L’ONU vient d’adopter le 15 Mars 2013 une Résolution qui : »demande aux Etats de condamner avec force toutes formes de violences contre les femmes et les filles et de s’abstenir d’invoquer toute coutume, tradition ou considération religieuse pour se soustraire à leur obligation de mettre fin à cette violence. »
Cette résolution est un premier pas important. Mais qui assurera l’application de cette résolution ? S’il faut attendre le changement des mentalités, bien sûr fondamental, ce sera long. Seules des sanctions sévères dans les Etats concernés pourront permettre d’avancer.
Pour conclure provisoirement
On assiste à une perte de repères communs chez certains jeunes.La montée du communautarisme ou de l’ethnicité d’un côté et de l’individualisme de l’autre en sont l’une des causes. L’entre-soi renvoie aux valeurs de SON groupe (parfois sauvages) et non aux valeurs communes de l’Humanité que sont la liberté, l’égalité, la sûreté. L’effacement du projet collectif au profit de projets individuels ou claniques, bénéficie aux plus forts contrairement aux règles de droit.

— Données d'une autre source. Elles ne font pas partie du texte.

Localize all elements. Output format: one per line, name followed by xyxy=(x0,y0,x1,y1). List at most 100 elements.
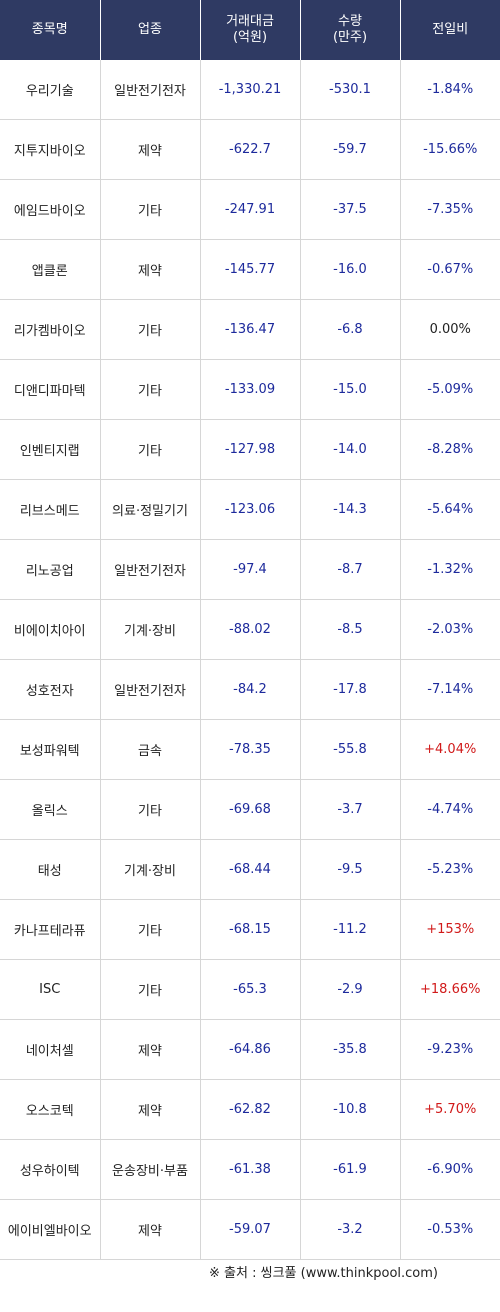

Le droit est parfois rejeté en bloc comme un instrument de coercition. C’est justement en s’appropriant le droit, en faisant sa connaissance, que les citoyens pourront devenir acteurs d’un processus d’élaboration, de vérification de son application mais aussi de critique voire dans des cas rares de désobéissance à des lois injustes.Et cet apprentissage doit commencer à l’école.